I’ve always been interested in the intersection between builders, technology, and long-term industry shifts.

My background has been fairly interdisciplinary. I studied computer science at Western University and have worked across product management, developer tooling, cloud infrastructure, and reliability engineering roles. I previously worked on ML and LLM observability at Datadog, worked on Power BI and Fabric at Microsoft, and currently work in Azure Engineering Operations at Microsoft.

Outside of work, I’ve spent a lot of time in technical communities through hackathons, student organizations, conferences, mentoring, and developer programs. Many of the opportunities that shaped my career came from being around people building ambitious things early.

That environment overlaps heavily with venture capital.

Venture is about identifying people with strong conviction, technical insight, and the ability to execute in areas that may still look uncertain to most of the market.

One thing I find particularly interesting right now is how quickly the barriers to building are changing because of AI. Small teams can move much faster than before. Technical founders have access to tools and infrastructure that previously required much larger organizations. Entire categories around AI infrastructure, developer tooling, robotics, healthcare, and scientific computing are evolving in real time.

Over the next year, the fellowship includes a 52-week curriculum, hands-on work with investment teams, and direct exposure to founders, operators, and investors.
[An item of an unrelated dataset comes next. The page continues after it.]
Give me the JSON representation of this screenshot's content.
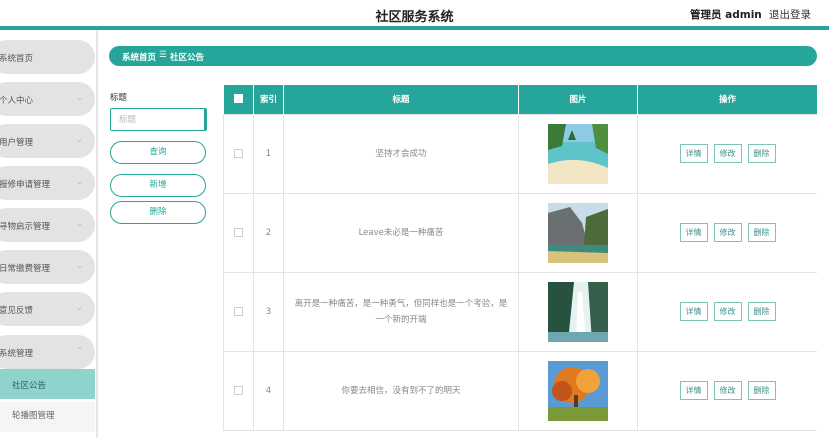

I’m looking forward to learning how investors evaluate markets, assess technical products, think about timing, and develop long-term conviction around emerging technologies.

I’m also excited to learn from the other Fellows in the program. One of the strongest parts of any technical or investing community is the diversity of perspectives people bring from different industries and operating experiences.

Grateful for the opportunity and excited for the year ahead.